Таковы все истории чудесных найденышей, царских детей из корзины (а в том, что герой Дефо слишком уже взрослый, винить следует совмещенного с ним матроса Селкирка), ибо вообще все дети приветствуются на этом свете как цари и странники, что приносят духовные дары и уходят в далекую даль, быть может, в самую смерть.
Решено: я придумаю историю о таком найденыше, и будет она мне компасом и путеводной звездой. Это та самая сказочка, которую Оливер задолжал не в меру красноречивому Далану, ответившему своей троицей на одну его повесть».
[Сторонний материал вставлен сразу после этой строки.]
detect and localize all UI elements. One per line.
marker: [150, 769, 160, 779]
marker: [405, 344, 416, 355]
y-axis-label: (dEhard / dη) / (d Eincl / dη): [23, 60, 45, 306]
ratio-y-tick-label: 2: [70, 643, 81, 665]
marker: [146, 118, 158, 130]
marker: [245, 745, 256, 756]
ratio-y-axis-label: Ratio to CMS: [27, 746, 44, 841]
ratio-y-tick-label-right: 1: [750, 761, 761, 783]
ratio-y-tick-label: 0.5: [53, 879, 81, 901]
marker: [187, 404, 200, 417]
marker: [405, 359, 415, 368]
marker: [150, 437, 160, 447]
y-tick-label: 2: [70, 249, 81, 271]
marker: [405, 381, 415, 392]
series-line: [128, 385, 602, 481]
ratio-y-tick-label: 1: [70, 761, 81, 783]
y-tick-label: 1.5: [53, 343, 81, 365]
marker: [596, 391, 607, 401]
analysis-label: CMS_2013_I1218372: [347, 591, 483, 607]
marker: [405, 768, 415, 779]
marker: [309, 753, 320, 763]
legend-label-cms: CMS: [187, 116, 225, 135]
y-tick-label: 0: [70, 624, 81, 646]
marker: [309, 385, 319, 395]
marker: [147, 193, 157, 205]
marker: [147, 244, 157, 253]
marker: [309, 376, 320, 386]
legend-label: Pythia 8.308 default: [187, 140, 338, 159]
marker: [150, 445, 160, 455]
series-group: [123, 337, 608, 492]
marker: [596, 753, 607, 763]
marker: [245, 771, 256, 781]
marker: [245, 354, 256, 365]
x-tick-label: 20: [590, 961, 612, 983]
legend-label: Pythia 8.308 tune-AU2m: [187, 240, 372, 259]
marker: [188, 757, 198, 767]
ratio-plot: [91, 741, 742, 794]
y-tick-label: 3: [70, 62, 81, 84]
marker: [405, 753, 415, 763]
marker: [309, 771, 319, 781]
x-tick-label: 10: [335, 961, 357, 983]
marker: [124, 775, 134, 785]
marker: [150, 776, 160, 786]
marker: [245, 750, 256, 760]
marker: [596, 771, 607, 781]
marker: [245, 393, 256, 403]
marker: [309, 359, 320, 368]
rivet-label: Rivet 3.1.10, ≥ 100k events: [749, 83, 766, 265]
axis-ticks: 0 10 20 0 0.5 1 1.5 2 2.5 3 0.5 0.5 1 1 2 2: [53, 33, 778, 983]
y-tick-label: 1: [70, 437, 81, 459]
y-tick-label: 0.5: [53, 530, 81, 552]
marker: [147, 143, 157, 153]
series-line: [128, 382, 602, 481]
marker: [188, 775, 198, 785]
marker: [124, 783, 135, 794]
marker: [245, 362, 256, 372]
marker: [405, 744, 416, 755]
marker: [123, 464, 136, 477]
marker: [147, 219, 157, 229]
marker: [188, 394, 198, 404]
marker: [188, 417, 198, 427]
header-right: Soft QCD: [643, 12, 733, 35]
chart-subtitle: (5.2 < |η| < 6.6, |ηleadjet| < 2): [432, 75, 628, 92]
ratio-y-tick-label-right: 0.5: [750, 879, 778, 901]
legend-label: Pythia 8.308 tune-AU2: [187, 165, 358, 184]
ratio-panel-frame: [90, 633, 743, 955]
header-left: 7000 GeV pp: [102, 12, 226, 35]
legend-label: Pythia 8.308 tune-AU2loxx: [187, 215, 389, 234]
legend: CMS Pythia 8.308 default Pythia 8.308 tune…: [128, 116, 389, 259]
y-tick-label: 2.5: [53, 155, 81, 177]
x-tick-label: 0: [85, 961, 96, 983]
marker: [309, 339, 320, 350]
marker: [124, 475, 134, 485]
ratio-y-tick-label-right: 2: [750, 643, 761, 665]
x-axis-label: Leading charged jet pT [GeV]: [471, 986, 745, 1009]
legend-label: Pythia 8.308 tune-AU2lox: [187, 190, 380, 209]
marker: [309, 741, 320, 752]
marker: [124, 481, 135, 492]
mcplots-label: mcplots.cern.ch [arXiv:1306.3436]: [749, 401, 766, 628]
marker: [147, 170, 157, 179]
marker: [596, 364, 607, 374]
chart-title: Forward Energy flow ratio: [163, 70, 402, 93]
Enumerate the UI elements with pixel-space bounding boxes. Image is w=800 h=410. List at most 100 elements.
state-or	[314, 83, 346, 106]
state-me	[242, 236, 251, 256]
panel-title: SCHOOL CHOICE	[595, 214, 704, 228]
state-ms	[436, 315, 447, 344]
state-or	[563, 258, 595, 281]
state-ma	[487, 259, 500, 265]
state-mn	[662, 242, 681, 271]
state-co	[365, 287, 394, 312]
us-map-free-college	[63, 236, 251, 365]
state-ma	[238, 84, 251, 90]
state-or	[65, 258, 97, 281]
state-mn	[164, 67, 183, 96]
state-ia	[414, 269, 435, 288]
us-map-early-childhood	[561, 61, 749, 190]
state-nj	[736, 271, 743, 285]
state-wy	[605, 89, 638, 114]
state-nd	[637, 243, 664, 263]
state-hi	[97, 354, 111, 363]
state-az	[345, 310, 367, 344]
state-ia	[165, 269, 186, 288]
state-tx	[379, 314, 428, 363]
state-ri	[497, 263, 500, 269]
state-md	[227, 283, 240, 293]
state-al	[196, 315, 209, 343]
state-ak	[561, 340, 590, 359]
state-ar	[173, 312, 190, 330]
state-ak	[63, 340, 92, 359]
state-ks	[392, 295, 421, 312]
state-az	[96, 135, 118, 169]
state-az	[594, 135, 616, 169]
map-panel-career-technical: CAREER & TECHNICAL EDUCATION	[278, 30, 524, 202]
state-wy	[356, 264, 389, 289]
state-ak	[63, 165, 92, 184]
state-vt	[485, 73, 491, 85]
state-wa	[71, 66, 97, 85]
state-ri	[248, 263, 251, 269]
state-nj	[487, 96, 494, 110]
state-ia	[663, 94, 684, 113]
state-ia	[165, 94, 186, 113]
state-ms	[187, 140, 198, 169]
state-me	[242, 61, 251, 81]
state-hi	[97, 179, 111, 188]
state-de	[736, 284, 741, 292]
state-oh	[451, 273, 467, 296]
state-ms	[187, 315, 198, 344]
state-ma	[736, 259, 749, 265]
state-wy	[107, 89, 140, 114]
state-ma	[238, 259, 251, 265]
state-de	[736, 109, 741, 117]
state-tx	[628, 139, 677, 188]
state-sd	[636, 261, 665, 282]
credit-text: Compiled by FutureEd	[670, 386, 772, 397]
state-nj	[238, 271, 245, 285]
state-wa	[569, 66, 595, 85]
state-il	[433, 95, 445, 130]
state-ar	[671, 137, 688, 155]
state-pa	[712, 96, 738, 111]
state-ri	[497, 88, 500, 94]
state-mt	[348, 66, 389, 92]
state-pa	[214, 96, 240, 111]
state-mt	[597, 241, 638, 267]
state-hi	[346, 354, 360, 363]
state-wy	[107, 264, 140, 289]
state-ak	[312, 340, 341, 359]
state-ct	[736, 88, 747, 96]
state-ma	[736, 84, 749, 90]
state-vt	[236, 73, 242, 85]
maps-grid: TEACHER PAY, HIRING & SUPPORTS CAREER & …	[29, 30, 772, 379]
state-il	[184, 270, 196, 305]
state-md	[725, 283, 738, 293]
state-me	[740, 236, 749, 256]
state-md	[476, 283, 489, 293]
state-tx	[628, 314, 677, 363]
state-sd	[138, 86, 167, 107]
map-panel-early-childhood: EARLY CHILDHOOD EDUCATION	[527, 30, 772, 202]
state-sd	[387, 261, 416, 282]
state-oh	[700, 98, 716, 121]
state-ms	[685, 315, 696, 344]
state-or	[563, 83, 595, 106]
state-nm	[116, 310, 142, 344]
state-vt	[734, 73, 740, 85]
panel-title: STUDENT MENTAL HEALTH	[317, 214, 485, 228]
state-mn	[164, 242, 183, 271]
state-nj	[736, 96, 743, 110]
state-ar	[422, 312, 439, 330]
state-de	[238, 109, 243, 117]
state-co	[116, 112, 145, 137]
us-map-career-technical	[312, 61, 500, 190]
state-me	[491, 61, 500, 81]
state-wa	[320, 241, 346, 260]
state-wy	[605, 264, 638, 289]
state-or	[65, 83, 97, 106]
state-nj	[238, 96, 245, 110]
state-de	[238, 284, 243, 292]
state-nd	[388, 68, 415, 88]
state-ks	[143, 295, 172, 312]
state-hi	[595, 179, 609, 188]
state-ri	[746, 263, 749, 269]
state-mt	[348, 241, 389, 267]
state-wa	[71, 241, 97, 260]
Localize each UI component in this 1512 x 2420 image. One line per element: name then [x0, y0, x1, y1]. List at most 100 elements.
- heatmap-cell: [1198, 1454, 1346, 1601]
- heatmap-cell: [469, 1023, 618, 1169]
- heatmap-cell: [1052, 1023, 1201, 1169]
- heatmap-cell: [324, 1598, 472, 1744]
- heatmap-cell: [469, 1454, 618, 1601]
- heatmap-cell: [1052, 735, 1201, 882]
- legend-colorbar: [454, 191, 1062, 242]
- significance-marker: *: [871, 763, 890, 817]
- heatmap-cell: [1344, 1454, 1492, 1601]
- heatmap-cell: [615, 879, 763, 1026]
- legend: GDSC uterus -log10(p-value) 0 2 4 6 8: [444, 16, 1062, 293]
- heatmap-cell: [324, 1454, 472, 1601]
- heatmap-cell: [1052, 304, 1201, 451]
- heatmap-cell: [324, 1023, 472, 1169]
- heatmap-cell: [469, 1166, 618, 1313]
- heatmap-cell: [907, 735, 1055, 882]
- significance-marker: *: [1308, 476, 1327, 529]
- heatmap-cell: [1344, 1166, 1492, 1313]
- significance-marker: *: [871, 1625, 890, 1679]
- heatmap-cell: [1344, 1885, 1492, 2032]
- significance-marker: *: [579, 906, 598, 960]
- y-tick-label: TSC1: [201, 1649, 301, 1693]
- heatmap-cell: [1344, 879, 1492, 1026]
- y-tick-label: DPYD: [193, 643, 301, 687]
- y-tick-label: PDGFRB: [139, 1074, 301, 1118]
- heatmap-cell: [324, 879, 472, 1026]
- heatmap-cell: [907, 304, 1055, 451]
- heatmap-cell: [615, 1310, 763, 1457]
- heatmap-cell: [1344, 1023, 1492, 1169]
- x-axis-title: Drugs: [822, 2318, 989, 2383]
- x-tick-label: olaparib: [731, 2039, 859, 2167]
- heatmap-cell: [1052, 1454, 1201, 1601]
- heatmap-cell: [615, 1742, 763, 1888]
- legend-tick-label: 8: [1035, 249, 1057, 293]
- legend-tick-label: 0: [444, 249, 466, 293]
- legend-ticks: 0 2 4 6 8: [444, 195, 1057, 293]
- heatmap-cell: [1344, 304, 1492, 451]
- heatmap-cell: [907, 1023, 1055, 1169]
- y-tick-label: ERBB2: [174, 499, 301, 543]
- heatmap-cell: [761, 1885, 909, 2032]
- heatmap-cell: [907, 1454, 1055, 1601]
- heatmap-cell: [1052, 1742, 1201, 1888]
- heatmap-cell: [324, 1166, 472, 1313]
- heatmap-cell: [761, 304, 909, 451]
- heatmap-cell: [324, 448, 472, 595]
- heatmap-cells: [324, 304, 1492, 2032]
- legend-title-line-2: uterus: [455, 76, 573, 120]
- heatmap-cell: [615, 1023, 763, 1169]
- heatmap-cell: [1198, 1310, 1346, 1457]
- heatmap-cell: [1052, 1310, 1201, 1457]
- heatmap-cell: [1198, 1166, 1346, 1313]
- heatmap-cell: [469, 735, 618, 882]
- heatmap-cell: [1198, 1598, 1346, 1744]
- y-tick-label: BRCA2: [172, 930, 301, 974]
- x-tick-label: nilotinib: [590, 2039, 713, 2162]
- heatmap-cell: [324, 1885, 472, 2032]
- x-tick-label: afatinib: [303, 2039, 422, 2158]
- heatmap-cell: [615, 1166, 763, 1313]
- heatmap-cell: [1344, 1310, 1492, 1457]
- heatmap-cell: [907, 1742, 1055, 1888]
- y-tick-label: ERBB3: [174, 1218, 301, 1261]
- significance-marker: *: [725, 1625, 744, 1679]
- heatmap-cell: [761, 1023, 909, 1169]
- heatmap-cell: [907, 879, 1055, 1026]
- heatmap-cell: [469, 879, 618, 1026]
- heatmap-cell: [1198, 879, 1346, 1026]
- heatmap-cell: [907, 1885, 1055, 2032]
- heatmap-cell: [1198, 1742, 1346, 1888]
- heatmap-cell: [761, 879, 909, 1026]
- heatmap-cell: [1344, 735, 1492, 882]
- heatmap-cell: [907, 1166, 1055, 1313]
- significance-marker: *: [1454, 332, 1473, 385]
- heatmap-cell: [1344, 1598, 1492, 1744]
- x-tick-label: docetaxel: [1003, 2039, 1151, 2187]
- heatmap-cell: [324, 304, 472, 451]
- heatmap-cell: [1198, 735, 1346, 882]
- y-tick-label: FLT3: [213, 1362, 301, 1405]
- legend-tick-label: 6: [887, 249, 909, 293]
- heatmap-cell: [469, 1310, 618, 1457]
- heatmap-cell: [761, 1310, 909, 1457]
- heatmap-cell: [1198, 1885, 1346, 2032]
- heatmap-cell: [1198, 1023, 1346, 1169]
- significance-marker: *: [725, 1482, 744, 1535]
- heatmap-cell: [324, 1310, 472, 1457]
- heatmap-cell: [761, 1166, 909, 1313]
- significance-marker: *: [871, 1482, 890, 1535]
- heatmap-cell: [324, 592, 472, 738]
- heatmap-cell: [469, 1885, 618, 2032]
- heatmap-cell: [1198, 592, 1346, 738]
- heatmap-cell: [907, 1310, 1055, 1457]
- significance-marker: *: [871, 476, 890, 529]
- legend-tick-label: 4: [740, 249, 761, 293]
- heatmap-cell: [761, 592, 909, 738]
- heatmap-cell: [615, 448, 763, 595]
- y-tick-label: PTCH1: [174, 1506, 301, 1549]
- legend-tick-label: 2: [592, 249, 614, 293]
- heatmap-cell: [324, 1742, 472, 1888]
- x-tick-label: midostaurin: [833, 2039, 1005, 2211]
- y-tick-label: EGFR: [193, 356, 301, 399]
И Дэвид начал рассказывать себе самому, и не было у него аудитории, кроме Белой Собаки, которая, впрочем, оказалась вдумчивым слушателем. Сказка называлась -
ИСТОРИЯ ЗНАКА В КОРЗИНКЕ
Когда Оливер был моложе и легкомысленнее и не тянуло его шататься по магистралям, трассам и проселкам, любил он в перерыве между своими выступлениями и их обдумыванием (так сказать, меж нотным станом, эстрадой и роялем в кустах, потому что во время сочинительства он вписывает в свою комнату правильный треугольник, пытаясь одновременно исполнить и закрепить мелодию, текст и миманс, приходящие к нему неразлучной троицей) — любил он ездить в трамвае или на троллейбусе, который идет неизвестно куда, и не спрашивать ни у кого из пассажиров о маршруте; как будто заблудился и не желает преодолеть свое заблуждение. Садиться, не смотря и не вопрошая о номере, сходить, не слушая механических воплей радиогида, бродить по городу, что способен и не такую трамвайную вишенку проглотить и косточки от нее не выплюнуть, — счастливо потеряться до того самого времени, когда найдет на стены, стогны и башни тьма и зажгутся чаши фонарей. И так же наугад и наощупь возвратиться в знакомое место, а оттуда — в свою гостиницу. Там он находил не кров, а новую идею. Ибо -
Ни в облаках, ни на торном пути
Блудным сынам не судьба затеряться;
Если решат в кой-то век возвращаться,
То лишь затем, чтобы снова уйти.
А судьба их — поджидать, где и когда стукнет им в маковку точно костяным старушечьим пальцем: насиделся — пора место сменить!